There is now nothing standing in the way of the takeover of Closed by the Böck family of entrepreneurs and the fashion manager Dieter Holzer. The Federal Cartel Office has approved the takeover of the Closed Group, which is in insolvency proceedings, by capital-Home GmbH, which also holds the majority of shares in the Marc O’Polo Group, as the authority announced on Friday.
“Although there are certainly overlaps in the product portfolio of the parties involved, the merger will not lead to market shares in any of the affected markets that could be expected to hinder effective competition,” said Andreas Mundt, President of the Federal Cartel Office. “The Federal Cartel Office was therefore able to approve the merger within a week of registration.”

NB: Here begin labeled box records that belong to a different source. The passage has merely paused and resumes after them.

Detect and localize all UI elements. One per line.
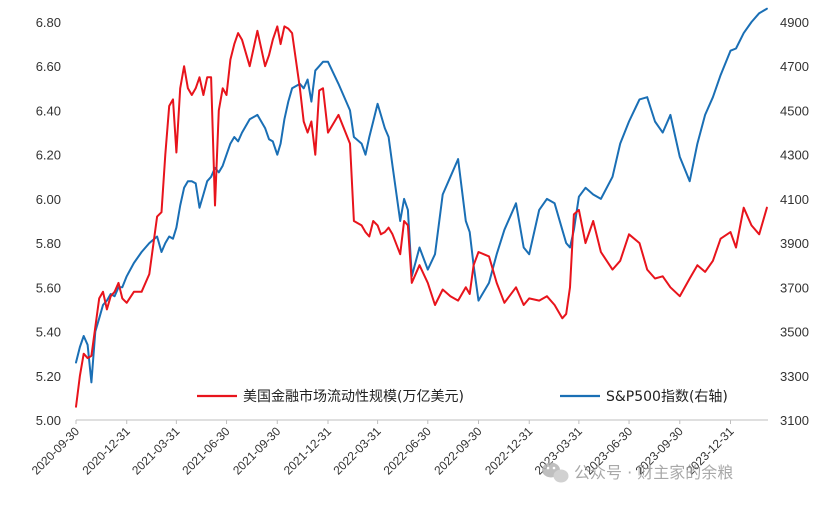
watermark-text: 公众号 · 财主家的余粮 [574, 463, 733, 482]
left-tick-label-4: 5.80 [36, 236, 61, 251]
right-tick-label-0: 3100 [780, 413, 809, 428]
left-tick-label-1: 5.20 [36, 369, 61, 384]
right-tick-label-4: 3900 [780, 236, 809, 251]
left-tick-label-9: 6.80 [36, 15, 61, 30]
x-tick-label-8: 2022-09-30 [431, 424, 485, 478]
series-line-liquidity [75, 25, 768, 408]
left-tick-label-3: 5.60 [36, 280, 61, 295]
x-tick-label-6: 2022-03-31 [330, 424, 384, 478]
left-tick-label-6: 6.20 [36, 148, 61, 163]
left-tick-label-2: 5.40 [36, 325, 61, 340]
series-layer [75, 7, 768, 408]
right-tick-label-9: 4900 [780, 15, 809, 30]
left-tick-label-7: 6.40 [36, 103, 61, 118]
x-tick-label-5: 2021-12-31 [281, 424, 335, 478]
watermark: 公众号 · 财主家的余粮 [542, 462, 733, 483]
wechat-icon [542, 462, 569, 483]
right-axis-ticks: 3100 3300 3500 3700 3900 4100 4300 4500 4700 4900 [780, 15, 809, 428]
right-tick-label-8: 4700 [780, 59, 809, 74]
x-tick-label-4: 2021-09-30 [230, 424, 284, 478]
left-axis-ticks: 5.00 5.20 5.40 5.60 5.80 6.00 6.20 6.40 6.60 6.80 [36, 15, 61, 428]
right-tick-label-7: 4500 [780, 103, 809, 118]
x-tick-label-1: 2020-12-31 [80, 424, 134, 478]
left-tick-label-0: 5.00 [36, 413, 61, 428]
left-tick-label-5: 6.00 [36, 192, 61, 207]
x-tick-label-9: 2022-12-31 [482, 424, 536, 478]
x-tick-label-7: 2022-06-30 [381, 424, 435, 478]
right-tick-label-5: 4100 [780, 192, 809, 207]
right-tick-label-6: 4300 [780, 148, 809, 163]
x-tick-label-2: 2021-03-31 [129, 424, 183, 478]
right-tick-label-1: 3300 [780, 369, 809, 384]
left-tick-label-8: 6.60 [36, 59, 61, 74]
right-tick-label-2: 3500 [780, 325, 809, 340]
legend: 美国金融市场流动性规模(万亿美元) S&P500指数(右轴) [197, 388, 728, 405]
legend-label-liquidity: 美国金融市场流动性规模(万亿美元) [243, 388, 464, 405]
series-line-sp500 [75, 7, 768, 384]
right-tick-label-3: 3700 [780, 280, 809, 295]
x-tick-label-0: 2020-09-30 [29, 424, 83, 478]
legend-label-sp500: S&P500指数(右轴) [606, 389, 728, 405]
x-tick-label-3: 2021-06-30 [179, 424, 233, 478]
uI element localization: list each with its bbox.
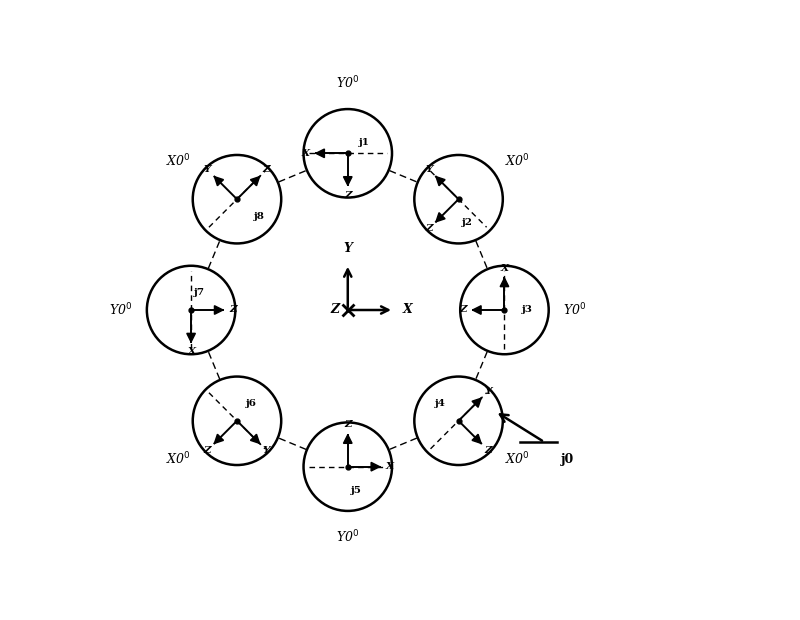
- Polygon shape: [214, 306, 223, 314]
- Polygon shape: [214, 434, 223, 443]
- Text: Y0$^0$: Y0$^0$: [109, 302, 132, 318]
- Circle shape: [460, 266, 549, 354]
- Circle shape: [193, 155, 282, 244]
- Text: Z: Z: [262, 165, 270, 174]
- Polygon shape: [500, 278, 509, 286]
- Circle shape: [303, 109, 392, 198]
- Polygon shape: [472, 398, 481, 407]
- Polygon shape: [473, 306, 481, 314]
- Text: j6: j6: [246, 399, 257, 408]
- Circle shape: [303, 422, 392, 511]
- Text: j2: j2: [462, 218, 473, 227]
- Polygon shape: [214, 177, 223, 186]
- Text: j4: j4: [435, 399, 446, 408]
- Text: X0$^0$: X0$^0$: [166, 451, 191, 467]
- Circle shape: [414, 376, 503, 465]
- Polygon shape: [250, 177, 259, 186]
- Text: Z: Z: [229, 306, 237, 314]
- Text: j3: j3: [522, 306, 533, 314]
- Circle shape: [414, 155, 503, 244]
- Polygon shape: [343, 177, 352, 185]
- Text: Y: Y: [485, 387, 492, 396]
- Text: Y: Y: [204, 165, 211, 174]
- Circle shape: [147, 266, 235, 354]
- Text: Z: Z: [344, 190, 351, 200]
- Text: j5: j5: [351, 485, 362, 495]
- Polygon shape: [343, 435, 352, 443]
- Text: Z: Z: [344, 420, 351, 430]
- Text: Y0$^0$: Y0$^0$: [563, 302, 586, 318]
- Text: X: X: [501, 264, 509, 273]
- Text: Y: Y: [426, 165, 433, 174]
- Polygon shape: [436, 213, 445, 222]
- Text: Z: Z: [484, 446, 492, 455]
- Text: j7: j7: [194, 288, 205, 298]
- Text: X0$^0$: X0$^0$: [166, 153, 191, 169]
- Text: Y0$^0$: Y0$^0$: [336, 529, 359, 546]
- Text: Z: Z: [426, 224, 433, 233]
- Polygon shape: [472, 434, 481, 443]
- Polygon shape: [371, 463, 380, 471]
- Circle shape: [193, 376, 282, 465]
- Text: Y: Y: [343, 242, 352, 255]
- Text: Z: Z: [459, 306, 466, 314]
- Text: X: X: [402, 304, 412, 316]
- Text: Z: Z: [330, 304, 339, 316]
- Polygon shape: [186, 334, 195, 342]
- Text: j0: j0: [561, 453, 574, 466]
- Polygon shape: [436, 177, 445, 186]
- Text: X0$^0$: X0$^0$: [505, 153, 530, 169]
- Polygon shape: [316, 149, 325, 157]
- Text: X: X: [302, 149, 310, 158]
- Text: X: X: [187, 347, 195, 356]
- Polygon shape: [250, 434, 259, 443]
- Text: Y: Y: [263, 446, 270, 455]
- Text: X: X: [386, 462, 394, 471]
- Text: j8: j8: [254, 212, 265, 221]
- Text: X0$^0$: X0$^0$: [505, 451, 530, 467]
- Text: Z: Z: [204, 446, 211, 455]
- Text: j1: j1: [359, 138, 370, 147]
- Text: Y0$^0$: Y0$^0$: [336, 74, 359, 91]
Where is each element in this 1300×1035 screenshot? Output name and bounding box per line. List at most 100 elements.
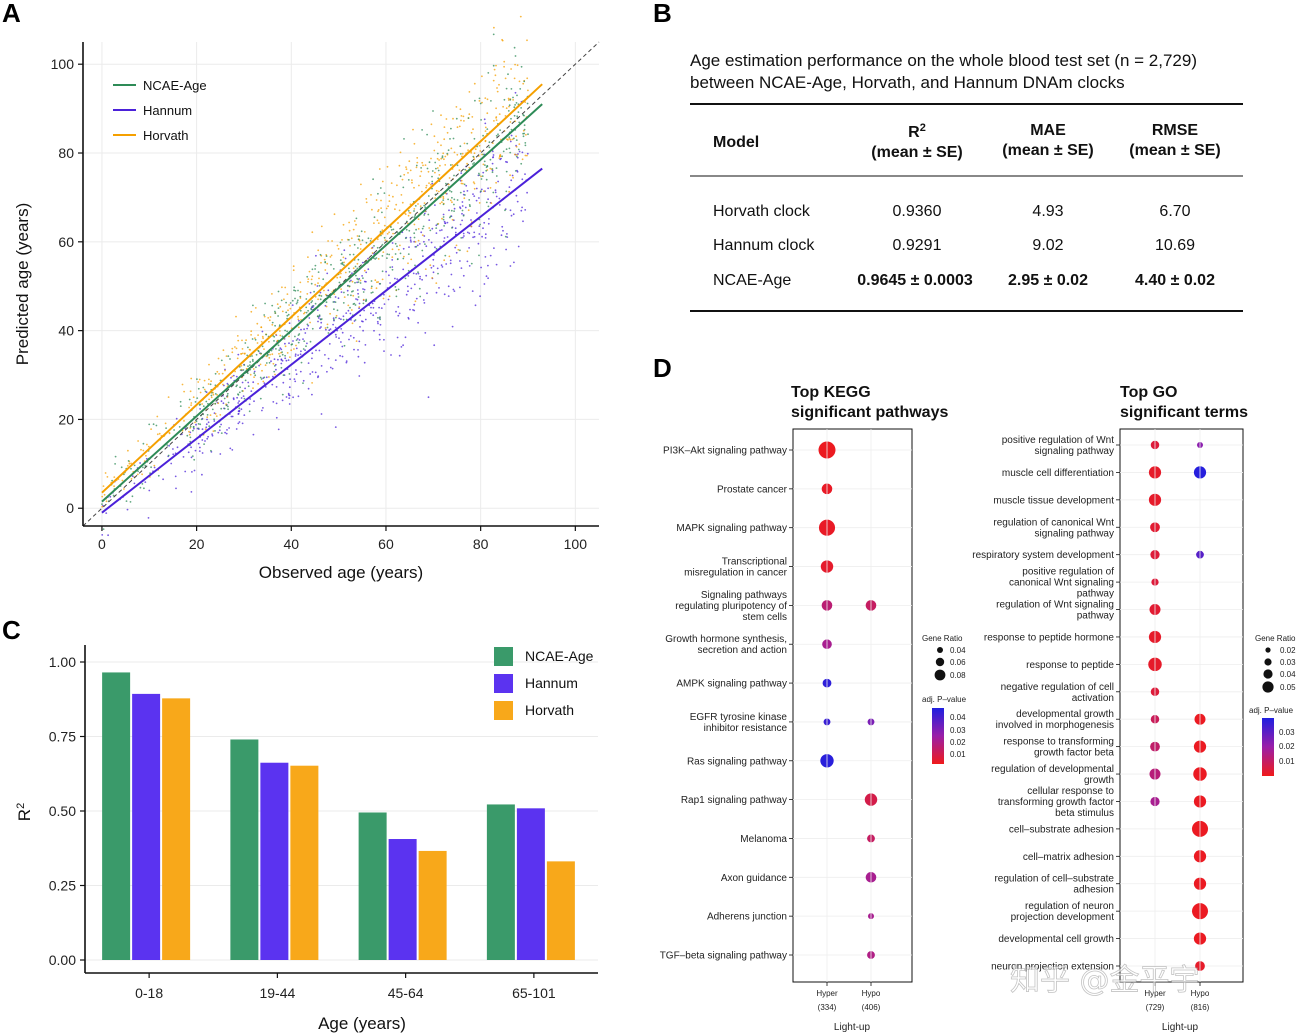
a-point <box>446 221 449 224</box>
a-point <box>387 205 389 208</box>
a-point <box>382 297 385 300</box>
a-point <box>416 157 419 159</box>
a-point <box>407 262 409 265</box>
a-point <box>461 236 464 239</box>
a-point <box>493 26 495 29</box>
a-point <box>294 289 297 292</box>
a-point <box>524 173 526 176</box>
a-point <box>447 149 450 152</box>
a-point <box>468 166 471 169</box>
a-point <box>487 222 490 225</box>
a-point <box>493 120 495 122</box>
a-point <box>327 357 330 360</box>
a-point <box>519 15 522 18</box>
a-point <box>484 140 487 143</box>
a-point <box>507 73 509 76</box>
a-point <box>254 307 257 309</box>
a-point <box>153 464 156 467</box>
a-point <box>475 199 478 202</box>
a-point <box>518 143 521 146</box>
a-point <box>333 213 336 216</box>
a-point <box>188 433 191 436</box>
a-point <box>443 138 446 141</box>
a-point <box>292 396 294 399</box>
a-point <box>133 464 136 467</box>
a-point <box>512 99 514 101</box>
a-point <box>264 364 267 367</box>
a-point <box>326 262 329 265</box>
a-point <box>147 517 150 519</box>
a-point <box>452 137 455 140</box>
a-point <box>526 102 529 105</box>
a-point <box>320 321 323 324</box>
a-point <box>287 359 290 361</box>
a-point <box>263 382 266 384</box>
a-xtick-label-40: 40 <box>284 536 300 552</box>
a-point <box>348 239 350 241</box>
a-point <box>468 91 471 93</box>
d-term-label: Transcriptional <box>722 557 787 568</box>
a-point <box>523 124 526 127</box>
a-point <box>510 68 512 70</box>
a-point <box>211 434 214 437</box>
a-point <box>463 197 466 200</box>
d-term-label: canonical Wnt signaling <box>1009 578 1114 589</box>
a-point <box>281 393 284 396</box>
kegg-color-legend: adj. P–value 0.04 0.03 0.02 0.01 <box>922 695 967 764</box>
a-point <box>250 334 253 336</box>
a-point <box>507 97 510 100</box>
a-point <box>510 214 513 217</box>
a-point <box>179 400 182 403</box>
a-point <box>297 318 300 321</box>
a-point <box>189 390 192 393</box>
a-point <box>407 172 409 174</box>
a-point <box>436 141 439 144</box>
c-bar-horvath-45-64 <box>418 850 447 960</box>
a-point <box>232 374 235 377</box>
a-point <box>349 244 351 247</box>
a-point <box>461 155 463 158</box>
a-point <box>287 313 290 316</box>
a-point <box>355 298 357 300</box>
a-point <box>227 408 230 411</box>
a-point <box>423 235 426 237</box>
a-point <box>272 375 274 378</box>
a-point <box>211 433 214 435</box>
a-point <box>319 253 322 256</box>
a-point <box>462 274 465 277</box>
go-color-label-3: 0.01 <box>1279 757 1295 766</box>
a-point <box>484 126 487 129</box>
d-term-label: TGF–beta signaling pathway <box>660 951 787 962</box>
a-point <box>521 158 524 161</box>
a-point <box>189 425 192 428</box>
a-point <box>400 194 403 196</box>
a-point <box>206 414 209 416</box>
go-col-hypo-n: (816) <box>1191 1003 1210 1012</box>
a-point <box>252 381 255 384</box>
a-point <box>441 201 443 204</box>
a-point <box>310 301 313 304</box>
a-point <box>323 258 326 261</box>
a-point <box>420 231 423 234</box>
a-point <box>406 285 409 288</box>
a-xtick-label-100: 100 <box>564 536 588 552</box>
a-point <box>131 475 134 478</box>
a-point <box>210 396 213 399</box>
a-point <box>508 136 511 139</box>
a-point <box>523 80 526 83</box>
a-point <box>476 212 478 214</box>
a-point <box>290 349 293 352</box>
a-point <box>324 261 327 264</box>
a-point <box>275 402 278 405</box>
a-point <box>213 420 216 422</box>
kegg-color-bar <box>932 708 944 764</box>
a-point <box>384 239 387 242</box>
a-point <box>275 333 277 336</box>
a-point <box>292 265 295 268</box>
a-point <box>323 289 325 292</box>
a-point <box>349 253 351 256</box>
a-point <box>509 151 512 154</box>
a-point <box>287 309 289 312</box>
a-point <box>353 348 355 351</box>
a-point <box>112 494 115 497</box>
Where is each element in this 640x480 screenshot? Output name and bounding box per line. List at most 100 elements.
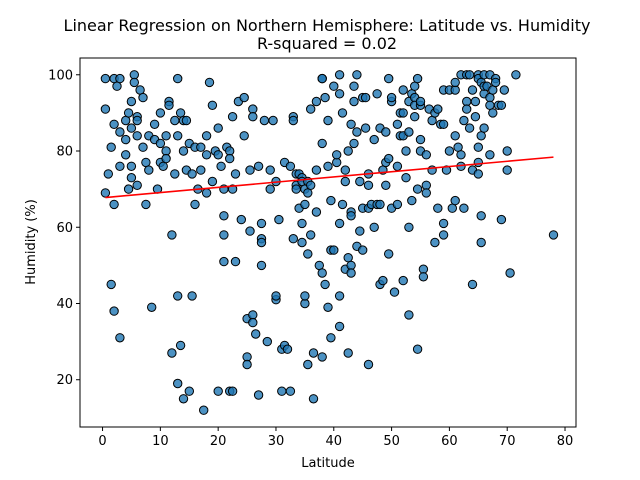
data-point [473, 157, 483, 168]
data-point [248, 112, 258, 122]
data-point [303, 249, 313, 259]
data-point [184, 386, 195, 396]
data-point [320, 92, 330, 103]
data-point [126, 161, 137, 172]
y-axis-label: Humidity (%) [24, 199, 39, 285]
data-point [334, 321, 345, 332]
data-point [412, 73, 423, 84]
data-point [219, 211, 229, 221]
data-point [346, 211, 356, 221]
data-point [415, 134, 426, 145]
data-point [300, 291, 310, 301]
data-point [132, 131, 142, 141]
data-point [219, 256, 229, 267]
data-point [199, 405, 209, 415]
data-point [433, 104, 443, 114]
data-point [323, 115, 333, 126]
data-point [326, 333, 336, 343]
data-point [392, 161, 403, 172]
data-point [306, 180, 316, 191]
data-point [245, 165, 255, 175]
data-point [349, 138, 359, 149]
data-point [256, 237, 267, 248]
data-point [201, 131, 212, 141]
data-point [161, 131, 171, 141]
data-point [323, 161, 333, 172]
data-point [115, 333, 125, 343]
data-point [329, 81, 339, 91]
data-point [317, 268, 327, 278]
data-point [450, 195, 460, 206]
data-point [277, 386, 287, 396]
data-point [230, 256, 241, 267]
data-point [340, 176, 350, 187]
data-point [502, 146, 512, 156]
data-point [502, 165, 512, 175]
regression-line [105, 156, 554, 199]
data-point [109, 306, 119, 316]
data-point [360, 92, 371, 103]
data-point [398, 85, 408, 95]
data-point [311, 165, 322, 175]
data-point [115, 161, 125, 172]
data-point [369, 222, 379, 233]
data-point [175, 340, 186, 351]
data-point [129, 77, 140, 88]
y-tick-label: 40 [56, 297, 73, 312]
data-point [123, 184, 134, 194]
data-point [337, 199, 348, 210]
data-point [404, 222, 414, 233]
data-point [300, 199, 310, 210]
data-point [490, 77, 501, 88]
x-tick-label: 20 [210, 434, 227, 449]
data-point [381, 180, 391, 191]
data-point [421, 188, 431, 198]
data-point [334, 218, 345, 229]
data-point [196, 142, 206, 152]
data-point [187, 291, 197, 301]
data-point [213, 150, 223, 160]
data-point [158, 161, 168, 172]
data-point [389, 287, 400, 297]
data-point [346, 268, 356, 278]
data-point [173, 291, 183, 301]
data-point [297, 237, 307, 248]
data-point [496, 214, 507, 225]
data-point [462, 104, 472, 114]
data-point [201, 188, 212, 198]
data-point [308, 348, 319, 358]
data-point [268, 115, 278, 126]
chart-title: Linear Regression on Northern Hemisphere… [64, 16, 591, 35]
data-point [141, 199, 151, 210]
data-point [398, 108, 408, 118]
data-point [170, 115, 180, 126]
data-point [401, 173, 411, 183]
data-point [334, 70, 345, 80]
x-tick-label: 80 [557, 434, 574, 449]
data-point [473, 142, 483, 152]
data-point [253, 161, 264, 172]
data-point [253, 390, 264, 400]
data-point [132, 180, 142, 191]
x-tick-label: 30 [268, 434, 285, 449]
data-point [285, 161, 296, 172]
data-point [476, 211, 486, 221]
data-point [450, 77, 460, 88]
data-points [100, 70, 559, 415]
data-point [109, 199, 119, 210]
data-point [256, 260, 267, 271]
data-point [349, 96, 359, 107]
data-point [372, 89, 382, 99]
data-point [106, 142, 116, 152]
data-point [473, 169, 483, 179]
x-tick-label: 10 [152, 434, 169, 449]
data-point [384, 73, 394, 84]
data-point [173, 73, 183, 84]
data-point [213, 386, 223, 396]
data-point [291, 184, 301, 194]
data-point [378, 275, 388, 286]
y-axis-ticks: 20 40 60 80 100 [48, 68, 80, 388]
data-point [375, 199, 385, 210]
data-point [459, 203, 469, 213]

This means that the proceedings, as announced by the insolvency administrator Stefan Denkhaus, can now be completed by the end of the month. In addition to the approval by the Federal Cartel Office, there was talk last week of meeting further closing conditions, but Denkhaus was confident that these requirements would be met. The future of Closed’s foreign subsidiaries is currently still being negotiated.
In the future, Dieter Holzer will take over the management of the company as CEO and co-partner. Holzer was Maximilian Böck’s predecessor as CEO of Marc O’Polo and is now a member of the company’s supervisory board. During his career, he also ran the clothing company Tom Tailor, among other things. He is supported by the current management team around product manager Gordon Giers and Chief Sales Officer (CSO) Til Nadler.
Closed GmbH filed for bankruptcy on August 5th. The step was “necessary because of excessive debt and the associated financing costs,” it was said at the time. However, the operational business is “fundamentally profitable”.